Пробовал раз молодой благочинный пенять:
- Матушка Фекла Васильевна! От Ненилиных заплачек проходу нет! Панихид наших не слышно, петь не могу. Устав-от ты не хуже нас знаешь, указано ли?
- В уставах, ваше высокоблагословение, я не читывала, а у православных сколько лет-то дело ведется, знаешь ли?
- Да ведь это язычество.
- А ты бы остановил Ненилу-то. Она запоет, а ты пригрози на народе да разгони тех, кто ее слушает. Сам владыка покойный по этому делу проповедь сказывал, ведь и его не послушались. Твой тестюшко-то, коли баба туго разрешалась от родов, тоже не по уставу Царские-то двери отворял. За дальностью, когда поленится ехать, крестильные молитвы в шапку мужичью читал - и то шло у него за святое крещение. Показано ли такое-то дело в церковном уставе?
Благочинный молчал, покусывая кончики бороды и усов.
- По уставу-то, отец благочинный, при нужде и при болезни родильницы и новорожденного и я за священника идти могу: ведь и мирянину разрешено крестить во святое крещение. А как я откажусь, когда всякий про то знает и православная наша вера то разрешает? Ты поговори-ка о том с нашими бабами. Пробовал? А я об этом и со владыкой самим говаривала.
Благочинный смирялся. Фекла Васильевна посылала к нему медку да яичек, ребяткам поповым пряничков, а матушке попадье ситчику московского с Аннушкой. Ненила продолжала править свое дело по призыву и заказу с прежним искусством и мастерством.
Приходила баба, кланялась за соседку, приносила заручное, просила:
- Утоли ее, горемычную: места она не находит. Сама она вопить не умеет. Маринушка, которая знает, на богомолье ушла - взять негде: помоги, поплачь!
Приходила Ненила на погост и могилку, на которой, лежа грудью, билась кручина-вдова по своем муженьке - законной державушке.
Попадала Ненилушка в ее мысль и вторила ее горю: «Как жила я при тебе, было мне сладкое словечушко приятное, была легкая переменушка и довольны были хлебушки. Не огрублена была грубым словечушком и не ударена побоями тяжелыми, тяжелыми - несносными. Мне как будет жить после твоего бываньица? Буду вольная вдова да самовольная, буду я жена да безнарядная и вдова да безначальная...»
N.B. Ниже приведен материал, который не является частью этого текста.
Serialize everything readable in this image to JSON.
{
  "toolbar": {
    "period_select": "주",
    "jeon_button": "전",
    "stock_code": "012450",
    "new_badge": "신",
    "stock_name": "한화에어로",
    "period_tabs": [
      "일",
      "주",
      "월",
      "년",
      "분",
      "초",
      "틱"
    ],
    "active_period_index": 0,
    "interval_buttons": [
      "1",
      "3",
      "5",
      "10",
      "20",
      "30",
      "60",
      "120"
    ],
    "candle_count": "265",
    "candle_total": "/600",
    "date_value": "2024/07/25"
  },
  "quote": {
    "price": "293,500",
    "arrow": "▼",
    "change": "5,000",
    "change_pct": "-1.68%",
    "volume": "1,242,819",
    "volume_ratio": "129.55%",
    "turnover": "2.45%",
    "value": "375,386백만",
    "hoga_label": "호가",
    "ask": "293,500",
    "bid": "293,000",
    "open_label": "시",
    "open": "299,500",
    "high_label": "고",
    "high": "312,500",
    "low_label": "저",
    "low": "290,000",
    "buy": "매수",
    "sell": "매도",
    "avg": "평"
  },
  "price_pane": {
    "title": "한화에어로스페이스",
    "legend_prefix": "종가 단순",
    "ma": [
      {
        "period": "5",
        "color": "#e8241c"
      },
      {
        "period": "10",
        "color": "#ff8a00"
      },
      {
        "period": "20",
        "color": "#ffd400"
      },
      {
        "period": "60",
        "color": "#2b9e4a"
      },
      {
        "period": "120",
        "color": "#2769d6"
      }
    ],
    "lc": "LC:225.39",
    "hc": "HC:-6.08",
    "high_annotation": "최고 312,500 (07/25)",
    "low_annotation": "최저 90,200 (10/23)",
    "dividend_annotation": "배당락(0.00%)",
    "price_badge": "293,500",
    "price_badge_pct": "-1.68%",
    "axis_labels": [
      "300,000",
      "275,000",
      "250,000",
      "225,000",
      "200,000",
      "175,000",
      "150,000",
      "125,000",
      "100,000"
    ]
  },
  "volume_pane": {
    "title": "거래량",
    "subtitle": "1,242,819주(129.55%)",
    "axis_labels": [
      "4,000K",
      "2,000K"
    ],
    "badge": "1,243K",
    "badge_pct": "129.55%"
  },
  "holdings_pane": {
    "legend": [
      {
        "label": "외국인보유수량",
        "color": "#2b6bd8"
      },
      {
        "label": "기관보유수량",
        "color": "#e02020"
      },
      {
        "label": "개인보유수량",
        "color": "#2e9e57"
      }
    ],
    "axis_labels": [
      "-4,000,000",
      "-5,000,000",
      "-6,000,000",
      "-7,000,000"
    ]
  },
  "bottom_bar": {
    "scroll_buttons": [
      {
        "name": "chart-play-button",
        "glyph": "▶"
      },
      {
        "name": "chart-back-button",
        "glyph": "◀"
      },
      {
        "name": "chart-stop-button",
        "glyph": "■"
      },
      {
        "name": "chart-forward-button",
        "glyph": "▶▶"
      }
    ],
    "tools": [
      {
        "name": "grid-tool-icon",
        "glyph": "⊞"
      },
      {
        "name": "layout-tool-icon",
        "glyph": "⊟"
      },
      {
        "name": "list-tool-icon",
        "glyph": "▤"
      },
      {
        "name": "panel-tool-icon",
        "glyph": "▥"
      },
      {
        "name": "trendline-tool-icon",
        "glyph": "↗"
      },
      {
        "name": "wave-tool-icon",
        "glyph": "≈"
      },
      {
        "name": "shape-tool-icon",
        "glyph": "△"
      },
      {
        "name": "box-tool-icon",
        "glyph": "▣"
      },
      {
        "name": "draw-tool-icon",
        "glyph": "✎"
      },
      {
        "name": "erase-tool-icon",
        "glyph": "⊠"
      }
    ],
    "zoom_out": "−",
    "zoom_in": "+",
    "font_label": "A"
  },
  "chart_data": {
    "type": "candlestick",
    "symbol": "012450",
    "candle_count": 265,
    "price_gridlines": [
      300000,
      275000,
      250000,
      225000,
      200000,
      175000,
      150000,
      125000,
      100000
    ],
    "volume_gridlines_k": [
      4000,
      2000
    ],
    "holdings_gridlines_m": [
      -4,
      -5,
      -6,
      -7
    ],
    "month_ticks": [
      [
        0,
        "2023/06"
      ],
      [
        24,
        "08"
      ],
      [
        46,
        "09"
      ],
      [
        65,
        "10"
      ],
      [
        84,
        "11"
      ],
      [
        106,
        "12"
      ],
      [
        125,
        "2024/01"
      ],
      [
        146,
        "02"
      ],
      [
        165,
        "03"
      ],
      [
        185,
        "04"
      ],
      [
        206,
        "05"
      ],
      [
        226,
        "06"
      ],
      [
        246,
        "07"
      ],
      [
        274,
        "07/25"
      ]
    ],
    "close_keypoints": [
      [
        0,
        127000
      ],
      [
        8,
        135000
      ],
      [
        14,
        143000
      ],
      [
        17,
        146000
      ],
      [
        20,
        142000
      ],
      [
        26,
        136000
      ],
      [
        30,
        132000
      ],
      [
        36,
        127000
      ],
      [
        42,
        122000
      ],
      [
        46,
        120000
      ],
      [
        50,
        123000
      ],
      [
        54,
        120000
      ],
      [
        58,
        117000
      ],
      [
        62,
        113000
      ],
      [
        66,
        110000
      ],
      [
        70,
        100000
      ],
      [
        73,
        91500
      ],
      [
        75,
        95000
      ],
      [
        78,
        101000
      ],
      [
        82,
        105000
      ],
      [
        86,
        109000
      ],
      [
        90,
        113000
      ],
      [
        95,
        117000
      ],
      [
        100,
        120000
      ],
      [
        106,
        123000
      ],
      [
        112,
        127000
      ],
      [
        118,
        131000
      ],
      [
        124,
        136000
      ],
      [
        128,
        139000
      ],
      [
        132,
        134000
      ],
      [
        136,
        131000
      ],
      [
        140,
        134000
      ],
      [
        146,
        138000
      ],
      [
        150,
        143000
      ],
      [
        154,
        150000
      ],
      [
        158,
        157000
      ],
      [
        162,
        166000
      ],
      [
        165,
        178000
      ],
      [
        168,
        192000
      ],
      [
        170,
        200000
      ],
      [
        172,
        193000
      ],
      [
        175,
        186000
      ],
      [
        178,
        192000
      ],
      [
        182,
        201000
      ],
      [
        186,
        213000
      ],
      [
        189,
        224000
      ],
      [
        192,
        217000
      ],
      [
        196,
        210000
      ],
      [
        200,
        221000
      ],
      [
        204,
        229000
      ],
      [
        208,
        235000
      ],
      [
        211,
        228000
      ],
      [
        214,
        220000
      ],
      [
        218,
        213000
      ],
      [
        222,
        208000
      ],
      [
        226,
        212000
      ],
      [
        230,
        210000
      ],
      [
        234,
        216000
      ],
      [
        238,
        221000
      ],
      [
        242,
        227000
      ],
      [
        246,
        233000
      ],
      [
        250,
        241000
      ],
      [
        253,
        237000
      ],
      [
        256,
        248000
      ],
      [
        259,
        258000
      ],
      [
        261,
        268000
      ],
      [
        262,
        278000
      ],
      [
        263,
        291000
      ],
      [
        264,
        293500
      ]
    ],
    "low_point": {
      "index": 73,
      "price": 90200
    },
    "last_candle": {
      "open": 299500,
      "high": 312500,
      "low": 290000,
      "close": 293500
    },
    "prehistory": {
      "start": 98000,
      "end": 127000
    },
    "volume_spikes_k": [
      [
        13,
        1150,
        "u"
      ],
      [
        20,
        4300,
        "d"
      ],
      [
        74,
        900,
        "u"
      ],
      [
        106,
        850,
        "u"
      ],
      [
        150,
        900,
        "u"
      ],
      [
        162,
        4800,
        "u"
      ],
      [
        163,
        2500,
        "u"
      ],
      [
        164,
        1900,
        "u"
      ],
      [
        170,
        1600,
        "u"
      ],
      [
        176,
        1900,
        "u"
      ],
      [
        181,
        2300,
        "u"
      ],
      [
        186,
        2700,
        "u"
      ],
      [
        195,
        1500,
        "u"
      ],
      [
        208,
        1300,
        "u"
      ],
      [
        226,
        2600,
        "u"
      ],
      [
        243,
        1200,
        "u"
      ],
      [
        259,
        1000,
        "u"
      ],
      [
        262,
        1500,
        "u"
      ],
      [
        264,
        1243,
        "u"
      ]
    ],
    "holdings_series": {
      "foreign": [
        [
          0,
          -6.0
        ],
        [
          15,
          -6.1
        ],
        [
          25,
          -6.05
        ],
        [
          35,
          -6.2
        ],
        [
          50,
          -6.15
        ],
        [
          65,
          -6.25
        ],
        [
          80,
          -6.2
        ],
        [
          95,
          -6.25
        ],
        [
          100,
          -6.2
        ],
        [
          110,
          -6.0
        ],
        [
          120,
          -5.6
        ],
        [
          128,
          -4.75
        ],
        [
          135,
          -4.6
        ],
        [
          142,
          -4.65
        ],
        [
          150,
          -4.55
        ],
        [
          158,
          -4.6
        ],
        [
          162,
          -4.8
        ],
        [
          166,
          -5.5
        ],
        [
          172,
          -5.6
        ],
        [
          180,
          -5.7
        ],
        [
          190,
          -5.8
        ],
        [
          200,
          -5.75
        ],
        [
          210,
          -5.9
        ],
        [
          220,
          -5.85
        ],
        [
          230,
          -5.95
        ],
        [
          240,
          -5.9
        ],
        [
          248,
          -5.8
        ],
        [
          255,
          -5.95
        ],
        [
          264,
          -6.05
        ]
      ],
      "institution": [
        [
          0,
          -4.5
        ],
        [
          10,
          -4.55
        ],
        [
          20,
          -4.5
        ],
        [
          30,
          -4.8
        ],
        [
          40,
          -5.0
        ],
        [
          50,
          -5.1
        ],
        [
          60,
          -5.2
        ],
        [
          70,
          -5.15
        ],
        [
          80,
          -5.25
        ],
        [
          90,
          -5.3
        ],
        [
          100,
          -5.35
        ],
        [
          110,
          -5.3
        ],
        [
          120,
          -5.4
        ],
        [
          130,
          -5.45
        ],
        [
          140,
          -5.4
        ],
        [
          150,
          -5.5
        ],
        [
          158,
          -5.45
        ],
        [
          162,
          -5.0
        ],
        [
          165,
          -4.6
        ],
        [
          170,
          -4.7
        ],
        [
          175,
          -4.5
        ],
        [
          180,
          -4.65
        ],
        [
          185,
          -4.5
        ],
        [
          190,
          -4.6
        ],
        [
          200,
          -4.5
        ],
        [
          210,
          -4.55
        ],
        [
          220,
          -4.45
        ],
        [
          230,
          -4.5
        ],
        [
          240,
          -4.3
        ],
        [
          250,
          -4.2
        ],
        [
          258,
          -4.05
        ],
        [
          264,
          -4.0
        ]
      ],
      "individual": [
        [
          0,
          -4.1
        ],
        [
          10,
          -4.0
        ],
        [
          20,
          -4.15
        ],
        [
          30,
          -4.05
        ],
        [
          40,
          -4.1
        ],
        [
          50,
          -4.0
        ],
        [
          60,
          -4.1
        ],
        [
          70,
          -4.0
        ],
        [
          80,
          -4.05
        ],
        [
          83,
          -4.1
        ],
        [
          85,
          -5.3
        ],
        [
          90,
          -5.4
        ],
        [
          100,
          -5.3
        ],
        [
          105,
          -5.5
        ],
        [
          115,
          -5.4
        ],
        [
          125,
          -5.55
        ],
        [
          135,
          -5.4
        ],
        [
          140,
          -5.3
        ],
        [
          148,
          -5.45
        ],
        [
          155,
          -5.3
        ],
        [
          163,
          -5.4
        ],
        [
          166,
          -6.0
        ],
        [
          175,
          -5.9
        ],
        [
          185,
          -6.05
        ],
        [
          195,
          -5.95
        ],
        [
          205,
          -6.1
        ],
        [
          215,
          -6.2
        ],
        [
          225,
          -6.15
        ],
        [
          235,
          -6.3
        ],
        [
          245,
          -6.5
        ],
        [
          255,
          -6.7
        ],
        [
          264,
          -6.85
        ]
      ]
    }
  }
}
Отгадывала Ненилушка тоску матери по сыну, надеявшейся на то, что будут от него довольные хлебушки, крепкая заборонушка, легкая переменушка на крестьянской на работушке, - тоску по сыну именно в то время, «как пойдут удалые головушки на крестьянскую работушку, на муравные на поженки, на луга сенокосные, на разбористы полянушки; а опосля ты ей хрестьянской работушки на гульбища - на прокладище», и начнет при виде живого и чужого счастья «ошибать тошная тоскецюшка и призазябнет ретивое сердечушко».
Попадала Ненилушка и в мысли матери по преждевременно умершей дочери, «белой лебедушке, сердечном рожоном дитятке», с которой привелось разлучиться «не в пору да не в у вовремя».